Blog de diffusion de ressources pour l'enseignement en lycée de l'Histoire et de la Géographie, de la HGGSP, mais aussi des comptes-rendus de lectures en lien avec les cours.
Parce que je suis par ailleurs doctorante en Histoire médiévale italienne, le Moyen Age tient une place particulière dans ce blog.
Vous trouverez rarement les corrections des fiches d'activité que je propose sauf quand elles servent de support à une séance méthodologique.
Le premier thème du programme d'Histoire de Seconde est particulièrement mal fichu et singulièrement le premier chapitre sur les "empreintes gréco-romaines en Méditerranée antique" où en 4-5 H, nous sommes censés brasser les thèmes de la naissance de la démocratie en Grèce (PPO Périclès), le passage de la République au principat (PPO Auguste), l'Empire romain et la romanisation, la christianisation et le brassage culturel au sein de cet empire (PPO Constantin).
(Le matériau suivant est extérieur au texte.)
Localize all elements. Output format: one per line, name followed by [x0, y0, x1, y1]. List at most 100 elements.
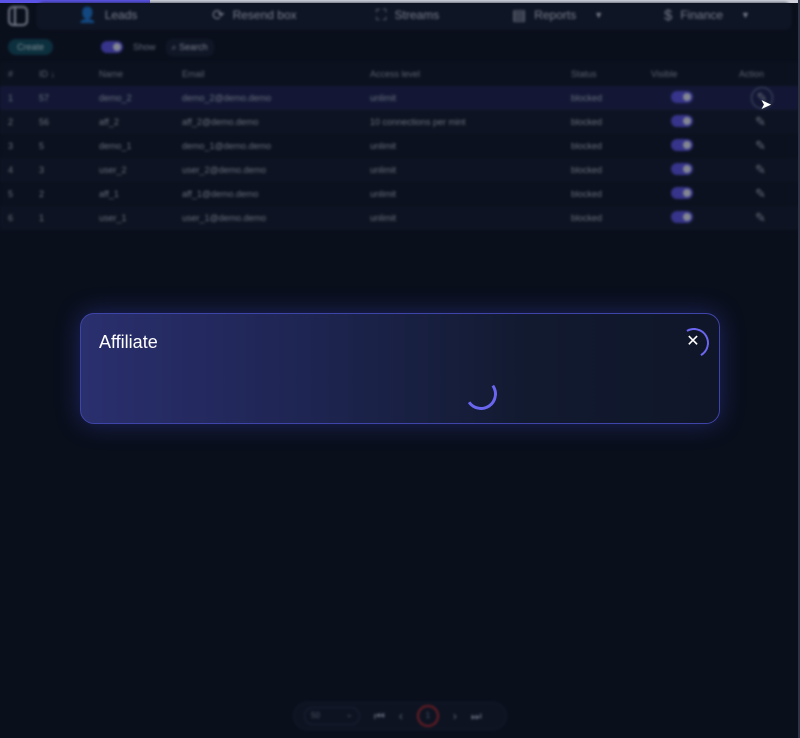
column-header: Visible: [643, 62, 731, 86]
table-row[interactable]: 1 57 demo_2 demo_2@demo.demo unlimit blo…: [0, 86, 800, 110]
row-id: 5: [31, 134, 91, 158]
refresh-icon: ⟳: [212, 7, 225, 24]
row-number: 2: [0, 110, 31, 134]
toolbar: Create Show ⌕ Search: [8, 38, 214, 56]
row-status: blocked: [563, 134, 643, 158]
nav-item-streams[interactable]: ⛶ Streams: [376, 0, 439, 30]
affiliates-table: # ID ↓ Name Email Access level Status Vi…: [0, 62, 800, 230]
page-size-select[interactable]: 50: [304, 706, 360, 725]
expand-icon: ⛶: [376, 6, 387, 24]
row-number: 3: [0, 134, 31, 158]
pencil-icon[interactable]: ✎: [755, 186, 766, 201]
row-id: 1: [31, 206, 91, 230]
row-access-level: unlimit: [362, 134, 563, 158]
row-name: demo_1: [91, 134, 174, 158]
table-row[interactable]: 3 5 demo_1 demo_1@demo.demo unlimit bloc…: [0, 134, 800, 158]
pencil-icon[interactable]: ✎: [755, 210, 766, 225]
nav-item-label: Resend box: [232, 8, 297, 22]
show-label: Show: [133, 42, 156, 52]
row-email: aff_1@demo.demo: [174, 182, 362, 206]
nav-item-label: Streams: [394, 8, 440, 22]
visible-toggle[interactable]: [671, 211, 693, 223]
chevron-down-icon: ▼: [594, 10, 604, 20]
column-header: Name: [91, 62, 174, 86]
row-status: blocked: [563, 158, 643, 182]
row-number: 4: [0, 158, 31, 182]
row-number: 6: [0, 206, 31, 230]
row-name: user_1: [91, 206, 174, 230]
chevron-down-icon: ▼: [741, 10, 750, 20]
table-row[interactable]: 4 3 user_2 user_2@demo.demo unlimit bloc…: [0, 158, 800, 182]
visible-toggle[interactable]: [671, 163, 693, 175]
first-page-icon[interactable]: ⏮: [374, 709, 385, 724]
nav-item-finance[interactable]: $ Finance ▼: [664, 0, 750, 30]
visible-toggle[interactable]: [671, 115, 693, 127]
nav-item-leads[interactable]: 👤 Leads: [78, 0, 137, 30]
row-status: blocked: [563, 206, 643, 230]
sidebar-toggle-icon[interactable]: [8, 6, 28, 26]
table-header-row: # ID ↓ Name Email Access level Status Vi…: [0, 62, 800, 86]
row-name: aff_2: [91, 110, 174, 134]
search-button[interactable]: ⌕ Search: [165, 38, 214, 56]
row-access-level: unlimit: [362, 182, 563, 206]
row-email: aff_2@demo.demo: [174, 110, 362, 134]
prev-page-icon[interactable]: ‹: [399, 709, 403, 723]
row-name: demo_2: [91, 86, 174, 110]
column-header: Action: [731, 62, 800, 86]
row-status: blocked: [563, 86, 643, 110]
column-header: Email: [174, 62, 362, 86]
column-header-label: ID: [39, 69, 48, 79]
table-row[interactable]: 5 2 aff_1 aff_1@demo.demo unlimit blocke…: [0, 182, 800, 206]
modal-title: Affiliate: [99, 332, 158, 352]
table-row[interactable]: 2 56 aff_2 aff_2@demo.demo 10 connection…: [0, 110, 800, 134]
visible-toggle[interactable]: [671, 139, 693, 151]
nav-item-reports[interactable]: ▤ Reports ▼: [512, 0, 603, 30]
visible-toggle[interactable]: [671, 91, 693, 103]
row-name: aff_1: [91, 182, 174, 206]
pencil-icon[interactable]: ✎: [755, 162, 766, 177]
close-icon[interactable]: ✕: [679, 328, 707, 356]
mouse-cursor-icon: ➤: [760, 96, 772, 112]
sort-down-icon: ↓: [50, 69, 56, 79]
row-status: blocked: [563, 182, 643, 206]
row-access-level: unlimit: [362, 206, 563, 230]
pencil-icon[interactable]: ✎: [755, 114, 766, 129]
pagination: 50 ⏮ ‹ 1 › ⏭: [293, 702, 507, 730]
nav-item-resend-box[interactable]: ⟳ Resend box: [212, 0, 297, 30]
row-access-level: unlimit: [362, 86, 563, 110]
row-email: user_1@demo.demo: [174, 206, 362, 230]
row-status: blocked: [563, 110, 643, 134]
nav-item-label: Reports: [534, 8, 577, 22]
row-id: 57: [31, 86, 91, 110]
search-icon: ⌕: [171, 41, 177, 52]
show-toggle[interactable]: [101, 41, 124, 53]
create-button[interactable]: Create: [8, 39, 54, 55]
row-id: 2: [31, 182, 91, 206]
nav-item-label: Finance: [680, 8, 724, 22]
nav-item-label: Leads: [104, 8, 138, 22]
row-id: 3: [31, 158, 91, 182]
row-email: demo_2@demo.demo: [174, 86, 362, 110]
row-name: user_2: [91, 158, 174, 182]
user-check-icon: 👤: [78, 7, 97, 24]
current-page-button[interactable]: 1: [416, 705, 439, 727]
row-number: 5: [0, 182, 31, 206]
pencil-icon[interactable]: ✎: [755, 138, 766, 153]
column-header: #: [0, 62, 31, 86]
row-email: user_2@demo.demo: [174, 158, 362, 182]
visible-toggle[interactable]: [671, 187, 693, 199]
loading-spinner-icon: [462, 375, 500, 413]
affiliate-modal: Affiliate ✕: [80, 313, 720, 424]
row-number: 1: [0, 86, 31, 110]
row-email: demo_1@demo.demo: [174, 134, 362, 158]
row-access-level: unlimit: [362, 158, 563, 182]
last-page-icon[interactable]: ⏭: [471, 709, 482, 724]
row-access-level: 10 connections per mint: [362, 110, 563, 134]
search-label: Search: [179, 41, 208, 52]
column-header: Status: [563, 62, 643, 86]
column-header-id[interactable]: ID ↓: [31, 62, 91, 86]
table-row[interactable]: 6 1 user_1 user_1@demo.demo unlimit bloc…: [0, 206, 800, 230]
next-page-icon[interactable]: ›: [453, 709, 457, 723]
row-id: 56: [31, 110, 91, 134]
dollar-icon: $: [664, 6, 673, 24]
Autant dire mission impossible !
La fausse bonne solution de la classe inversée n'est pas possible, il me semble, en début d'année, a fortiori pour les 2nde. Je n'ai pas encore creusé le problème et mes élèves de cette année vont me servir de cobayes.
En attendant, j'ai relu cet été, en ayant un peu en tête la gageure qui nous attend, Le royaume d'Emmanuel Carrère, qui sans être un spécialiste autorisé de la question des premiers temps de l'Eglise, peut néanmoins être reconnu comme ayant une très solide culture sur ces thématiques. Il propose une lecture-analyse de l'évangile de Luc et des lettres de Paul qui permet de dresser un tableau très vivant de l'empire romain hellénisé, inquiet et avide des nouvelles croyances orientales, du milieu jérusalémitain, cette pétaudière atypique parmi les provinces romaines, où les juifs "orthodoxes" côtoient les juifs nationalistes et les juifs acculturés, souvent au service de la puissance romaine ; il explique de façon sensible et à mon avis fort juste ce qui constitue l’énormité du message de Jésus et de la croyance en sa résurrection. Je le crois donc fort utile pour entrer dans cette partie du cours et ce d'autant plus que les textes et documents prêts à l'emploi en classe manquent sur ce point de l'Eglise primitive et la question de comprendre pourquoi et comment elle se répandit somme toute si vite et si facilement dans l'empire.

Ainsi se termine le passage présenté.